Container Registry Database Load Balancing
Background
Section titled “Background”The Container Registry supports database load balancing. This feature is implemented as described in the technical specification.
You can follow Container Registry: Database Load Balancing (DLB) (&8591) for more updates. The rollout plan being followed is detailed here.
Alerts
Section titled “Alerts”| Alert | Condition | Duration | Severity |
|---|---|---|---|
ContainerRegistryDBHighReplicaPoolChurnRate | DNS add/remove rate > 0.1/sec | 15m | s3 |
ContainerRegistryDBHighReplicaConnectivityQuarantineRate | Connectivity quarantine rate > 0.05/sec | 10m | s3 |
ContainerRegistryDBHighReplicaLagQuarantineRate | Lag quarantine rate > 0.05/sec | 5m | s3 |
ContainerRegistryDBReplicaPoolSizeInstability | Pool size stddev > 1 | 5m | s3 |
ContainerRegistryDBReplicaPoolDegraded | Pool < 50% of 1-day avg | 5m | s3 |
ContainerRegistryDBNoReplicasAvailable | Pool size == 0 | 2m | s2 |
ContainerRegistryDBLoadBalancerReplicaPoolSize | Pool below minimum threshold | 5m | s3/s4 |
PatroniRegistryServiceDnsLookupsApdexSLOViolation | DNS lookup latency SLO violation | - | s3 |
The first six alerts monitor the replica connectivity tracking and quarantine mechanism introduced in MR !2596. The mechanism protects the load balancer from unstable replicas through:
- Consecutive Failure Detection: Quarantines a replica after 3 consecutive connectivity failures.

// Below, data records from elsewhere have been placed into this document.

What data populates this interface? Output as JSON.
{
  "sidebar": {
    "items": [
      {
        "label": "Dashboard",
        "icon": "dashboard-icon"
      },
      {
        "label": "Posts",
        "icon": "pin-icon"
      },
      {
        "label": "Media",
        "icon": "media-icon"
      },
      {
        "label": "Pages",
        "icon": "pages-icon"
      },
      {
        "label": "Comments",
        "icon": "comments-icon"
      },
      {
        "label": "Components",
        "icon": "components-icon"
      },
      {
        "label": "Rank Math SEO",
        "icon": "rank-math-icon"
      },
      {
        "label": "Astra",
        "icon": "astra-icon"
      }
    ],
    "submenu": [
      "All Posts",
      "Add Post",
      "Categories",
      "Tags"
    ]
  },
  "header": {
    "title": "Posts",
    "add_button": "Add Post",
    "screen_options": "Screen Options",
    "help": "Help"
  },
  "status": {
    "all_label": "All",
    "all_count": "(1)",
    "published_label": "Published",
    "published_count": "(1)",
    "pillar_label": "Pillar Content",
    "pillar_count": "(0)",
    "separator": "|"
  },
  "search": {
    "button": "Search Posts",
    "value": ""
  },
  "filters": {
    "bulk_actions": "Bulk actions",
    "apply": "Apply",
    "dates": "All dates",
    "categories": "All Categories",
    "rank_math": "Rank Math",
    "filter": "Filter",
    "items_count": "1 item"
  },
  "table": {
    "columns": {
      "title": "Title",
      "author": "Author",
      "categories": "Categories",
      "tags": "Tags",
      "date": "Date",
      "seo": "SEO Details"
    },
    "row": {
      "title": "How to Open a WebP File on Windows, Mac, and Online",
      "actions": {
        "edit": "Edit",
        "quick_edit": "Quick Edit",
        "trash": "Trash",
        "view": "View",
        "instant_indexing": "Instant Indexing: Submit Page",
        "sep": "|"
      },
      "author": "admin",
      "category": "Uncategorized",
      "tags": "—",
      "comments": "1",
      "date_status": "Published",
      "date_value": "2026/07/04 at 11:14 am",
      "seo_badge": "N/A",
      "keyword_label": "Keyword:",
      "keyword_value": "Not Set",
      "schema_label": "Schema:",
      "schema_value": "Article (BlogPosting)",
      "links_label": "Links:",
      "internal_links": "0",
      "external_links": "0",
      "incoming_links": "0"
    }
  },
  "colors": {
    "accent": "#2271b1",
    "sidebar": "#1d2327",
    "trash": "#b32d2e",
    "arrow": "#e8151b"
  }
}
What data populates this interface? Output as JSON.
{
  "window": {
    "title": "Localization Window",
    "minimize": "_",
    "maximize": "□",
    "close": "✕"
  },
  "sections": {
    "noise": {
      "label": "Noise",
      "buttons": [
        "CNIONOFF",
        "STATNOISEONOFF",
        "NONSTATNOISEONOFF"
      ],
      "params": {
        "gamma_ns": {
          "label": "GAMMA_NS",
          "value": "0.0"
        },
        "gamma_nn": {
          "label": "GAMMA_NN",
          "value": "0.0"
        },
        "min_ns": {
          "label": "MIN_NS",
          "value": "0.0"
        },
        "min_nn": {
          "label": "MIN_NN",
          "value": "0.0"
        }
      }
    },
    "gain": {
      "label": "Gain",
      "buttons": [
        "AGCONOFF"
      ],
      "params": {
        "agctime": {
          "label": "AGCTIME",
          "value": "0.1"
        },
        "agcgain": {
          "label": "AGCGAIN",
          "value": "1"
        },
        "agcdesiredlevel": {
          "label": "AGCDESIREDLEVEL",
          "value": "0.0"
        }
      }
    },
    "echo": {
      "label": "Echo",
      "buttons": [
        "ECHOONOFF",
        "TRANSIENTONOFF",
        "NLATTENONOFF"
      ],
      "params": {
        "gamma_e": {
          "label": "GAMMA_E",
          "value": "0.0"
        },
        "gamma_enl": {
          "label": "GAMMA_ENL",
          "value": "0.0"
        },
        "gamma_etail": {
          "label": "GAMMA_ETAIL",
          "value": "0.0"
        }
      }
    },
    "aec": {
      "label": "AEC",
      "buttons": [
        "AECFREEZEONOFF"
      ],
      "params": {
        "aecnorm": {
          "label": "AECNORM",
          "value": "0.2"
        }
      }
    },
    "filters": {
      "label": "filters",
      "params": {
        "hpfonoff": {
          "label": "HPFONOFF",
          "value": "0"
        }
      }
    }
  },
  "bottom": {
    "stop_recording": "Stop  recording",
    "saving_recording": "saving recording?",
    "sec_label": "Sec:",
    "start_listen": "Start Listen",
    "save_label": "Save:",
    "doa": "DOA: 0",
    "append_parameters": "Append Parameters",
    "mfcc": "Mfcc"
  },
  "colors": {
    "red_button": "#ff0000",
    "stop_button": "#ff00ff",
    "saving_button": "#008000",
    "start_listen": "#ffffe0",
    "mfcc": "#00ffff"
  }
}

- Flapping Detection: Quarantines a replica after 5 add/remove events within a 60-second window.
Quarantined replicas are automatically reintegrated after a 5-minute cooldown period.
The list of log entries emitted by the registry is documented here.
To find all relevant log entries, you can filter logs by json.msg: "replica" or "replicas" or "LSN" (example).
Metrics
Section titled “Metrics”The list of Prometheus metrics emitted by the registry is documented here.
There are graphs for all relevant metrics in the registry: Database Detail dashboard, under a dedicated Load Balancing row.